How to get old #jan25 tweets from Topsy

As we pass the first anniversary of #jan25, we’ve been getting a lot of support requests at Topsy asking how to get old tweets. So we thought we’d explain with a blog post.

Can I get all my old tweets / old tweets for a query?

Short answer: it’s not very simple, but it’s possible.

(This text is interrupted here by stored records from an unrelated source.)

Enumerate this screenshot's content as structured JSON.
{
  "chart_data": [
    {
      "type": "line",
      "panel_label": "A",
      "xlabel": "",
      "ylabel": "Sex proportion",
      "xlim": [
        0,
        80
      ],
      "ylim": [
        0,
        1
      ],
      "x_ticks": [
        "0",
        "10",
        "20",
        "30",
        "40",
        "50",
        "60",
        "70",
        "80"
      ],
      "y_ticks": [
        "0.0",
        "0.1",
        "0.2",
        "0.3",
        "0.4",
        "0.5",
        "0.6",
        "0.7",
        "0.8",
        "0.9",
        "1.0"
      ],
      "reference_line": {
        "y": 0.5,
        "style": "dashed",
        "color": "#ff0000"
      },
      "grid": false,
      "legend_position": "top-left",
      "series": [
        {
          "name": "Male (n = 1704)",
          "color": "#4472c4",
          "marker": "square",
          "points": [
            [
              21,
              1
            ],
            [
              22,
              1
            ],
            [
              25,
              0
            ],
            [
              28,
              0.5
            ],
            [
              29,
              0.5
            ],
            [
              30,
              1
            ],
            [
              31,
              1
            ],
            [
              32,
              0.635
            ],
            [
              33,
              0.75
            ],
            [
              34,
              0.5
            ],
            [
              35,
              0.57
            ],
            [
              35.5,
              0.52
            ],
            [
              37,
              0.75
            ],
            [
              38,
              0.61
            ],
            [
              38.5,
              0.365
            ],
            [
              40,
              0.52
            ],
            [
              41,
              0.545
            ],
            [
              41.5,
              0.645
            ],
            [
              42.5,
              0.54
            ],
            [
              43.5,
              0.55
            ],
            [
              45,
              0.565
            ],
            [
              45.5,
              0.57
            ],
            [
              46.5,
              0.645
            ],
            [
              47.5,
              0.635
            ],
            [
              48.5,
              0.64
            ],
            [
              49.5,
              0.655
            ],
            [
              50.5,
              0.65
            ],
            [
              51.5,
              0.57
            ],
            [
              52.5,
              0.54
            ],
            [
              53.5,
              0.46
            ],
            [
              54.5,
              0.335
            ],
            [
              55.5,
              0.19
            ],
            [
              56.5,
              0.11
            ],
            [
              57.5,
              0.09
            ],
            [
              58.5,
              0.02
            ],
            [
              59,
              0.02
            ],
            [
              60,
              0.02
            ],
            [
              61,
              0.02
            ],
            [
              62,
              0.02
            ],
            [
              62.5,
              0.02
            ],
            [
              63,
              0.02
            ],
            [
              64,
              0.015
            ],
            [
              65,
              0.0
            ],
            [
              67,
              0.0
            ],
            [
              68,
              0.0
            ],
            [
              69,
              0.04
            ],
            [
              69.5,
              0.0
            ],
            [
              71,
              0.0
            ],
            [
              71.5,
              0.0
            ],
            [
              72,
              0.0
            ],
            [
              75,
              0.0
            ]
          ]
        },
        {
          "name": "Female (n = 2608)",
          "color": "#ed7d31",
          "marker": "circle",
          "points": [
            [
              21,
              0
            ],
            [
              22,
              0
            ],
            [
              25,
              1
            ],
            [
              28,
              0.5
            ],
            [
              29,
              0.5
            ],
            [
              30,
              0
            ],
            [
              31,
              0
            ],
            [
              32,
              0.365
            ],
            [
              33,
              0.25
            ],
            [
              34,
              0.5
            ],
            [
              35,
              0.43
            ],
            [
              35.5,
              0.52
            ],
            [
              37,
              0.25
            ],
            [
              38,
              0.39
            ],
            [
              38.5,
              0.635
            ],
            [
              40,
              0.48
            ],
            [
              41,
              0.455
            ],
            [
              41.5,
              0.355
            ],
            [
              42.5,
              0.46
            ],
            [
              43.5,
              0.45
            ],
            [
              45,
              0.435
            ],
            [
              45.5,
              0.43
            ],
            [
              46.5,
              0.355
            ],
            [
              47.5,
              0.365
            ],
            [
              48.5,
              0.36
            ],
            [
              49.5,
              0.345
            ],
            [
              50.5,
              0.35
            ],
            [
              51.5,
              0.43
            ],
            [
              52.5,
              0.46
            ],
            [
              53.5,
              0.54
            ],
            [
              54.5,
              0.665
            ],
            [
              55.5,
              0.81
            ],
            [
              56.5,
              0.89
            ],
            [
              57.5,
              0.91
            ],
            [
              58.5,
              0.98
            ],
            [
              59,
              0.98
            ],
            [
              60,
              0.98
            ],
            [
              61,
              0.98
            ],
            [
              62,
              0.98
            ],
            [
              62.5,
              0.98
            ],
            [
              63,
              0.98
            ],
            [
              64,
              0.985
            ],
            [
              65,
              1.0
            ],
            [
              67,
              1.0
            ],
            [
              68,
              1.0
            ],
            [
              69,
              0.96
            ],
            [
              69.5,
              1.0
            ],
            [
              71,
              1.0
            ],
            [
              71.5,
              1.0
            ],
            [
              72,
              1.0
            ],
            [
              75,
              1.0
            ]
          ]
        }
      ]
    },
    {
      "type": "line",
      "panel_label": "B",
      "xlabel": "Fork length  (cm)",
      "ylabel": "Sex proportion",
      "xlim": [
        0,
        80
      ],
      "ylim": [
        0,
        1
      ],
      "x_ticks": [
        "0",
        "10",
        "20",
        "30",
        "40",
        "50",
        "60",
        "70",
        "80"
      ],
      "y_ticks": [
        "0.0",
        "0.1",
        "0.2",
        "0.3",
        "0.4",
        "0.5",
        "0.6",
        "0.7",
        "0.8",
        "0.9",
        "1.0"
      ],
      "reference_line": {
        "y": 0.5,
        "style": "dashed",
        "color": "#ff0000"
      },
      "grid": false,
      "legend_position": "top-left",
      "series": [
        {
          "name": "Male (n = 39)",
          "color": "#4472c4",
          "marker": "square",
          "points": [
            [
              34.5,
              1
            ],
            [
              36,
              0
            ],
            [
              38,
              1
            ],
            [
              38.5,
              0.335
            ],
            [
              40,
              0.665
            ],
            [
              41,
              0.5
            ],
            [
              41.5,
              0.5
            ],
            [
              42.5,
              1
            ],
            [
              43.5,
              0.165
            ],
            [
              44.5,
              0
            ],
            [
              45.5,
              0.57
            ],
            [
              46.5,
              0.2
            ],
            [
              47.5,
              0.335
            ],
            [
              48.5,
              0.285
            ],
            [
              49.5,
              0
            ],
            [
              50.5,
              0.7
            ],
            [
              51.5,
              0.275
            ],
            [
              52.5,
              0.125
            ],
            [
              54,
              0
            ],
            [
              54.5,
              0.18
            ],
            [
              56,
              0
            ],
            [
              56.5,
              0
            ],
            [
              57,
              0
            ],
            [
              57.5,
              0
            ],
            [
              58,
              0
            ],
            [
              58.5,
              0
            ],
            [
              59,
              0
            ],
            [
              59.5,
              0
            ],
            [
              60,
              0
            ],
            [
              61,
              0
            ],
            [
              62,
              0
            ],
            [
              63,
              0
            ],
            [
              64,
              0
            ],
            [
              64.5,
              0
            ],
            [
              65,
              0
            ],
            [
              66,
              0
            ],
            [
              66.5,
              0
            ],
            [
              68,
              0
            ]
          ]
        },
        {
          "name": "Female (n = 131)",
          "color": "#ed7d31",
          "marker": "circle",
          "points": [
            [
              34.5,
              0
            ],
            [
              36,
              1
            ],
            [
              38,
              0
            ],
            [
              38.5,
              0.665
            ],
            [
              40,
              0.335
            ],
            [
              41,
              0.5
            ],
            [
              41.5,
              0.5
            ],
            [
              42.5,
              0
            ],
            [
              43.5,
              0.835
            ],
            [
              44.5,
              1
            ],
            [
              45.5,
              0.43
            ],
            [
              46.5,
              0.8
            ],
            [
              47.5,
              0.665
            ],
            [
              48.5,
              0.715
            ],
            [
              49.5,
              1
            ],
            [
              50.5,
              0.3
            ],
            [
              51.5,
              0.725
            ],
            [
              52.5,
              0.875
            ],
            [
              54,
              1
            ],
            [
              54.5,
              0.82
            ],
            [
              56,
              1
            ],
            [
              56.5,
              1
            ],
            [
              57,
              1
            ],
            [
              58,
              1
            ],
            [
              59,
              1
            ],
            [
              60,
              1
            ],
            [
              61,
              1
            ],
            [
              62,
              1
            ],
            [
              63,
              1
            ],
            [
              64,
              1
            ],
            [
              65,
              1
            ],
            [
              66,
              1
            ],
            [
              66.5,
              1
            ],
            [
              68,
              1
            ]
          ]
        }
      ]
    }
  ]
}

Topsy has tweets going back to mid-2008. But only tweets which contain links, or tweets that have been retweeted, or retweets of other tweets are included in our searchable index.

The user-friendly way

Use Topsy Advanced Search. Fill out your query term, e.g. #jan25 or from:r2g2. Fill out a date range, e.g. Jan 24, 2011 to Jan 25, 2011 (the time zone is in Pacific Time). Then go! You will see results sorted by relevance (weighted by number of tweets / retweets, and the influence of the tweeters). You can choose to sort by date and limit results to tweets (excluding websites and images linked to in tweets) but if you want results in order of ascending date (oldest first) you will have to hand edit the url, adding &timeline_order=-date

I want it all: computer-friendly is ok

To get a time-sorted (oldest-first) list of tweets that can be parsed by a simple script, use Topsy’s Otter API. Use the /search call, specify mintime and maxtime in Unix Epoch time, specify perpage=100, and iterate through the pages with page=1, page=2 etc. You can get up to 10 pages. This means you only get 1000 results. But there were 23658 #jan25 tweets in our index on Jan 25, 2011. To get them all, you will have to specify smaller windows, e.g. one hour at a time. The ‘total’ field in the ‘response’ provides the number of results within the time window chosen, as long as it’s less than 1000 you can retrieve them.

Use /search.json for JSON output; /search.txt for human-readable formatted JSON; and /search.dummy for an HTML table that can be copied and pasted into a spreadsheet.

You can use any query in the ‘q’ field, such as ‘#jan25′ or, to get all tweets from a user (such as @r2g2, that’s me): ‘from:r2g2′

Enjoy!

Comments are closed.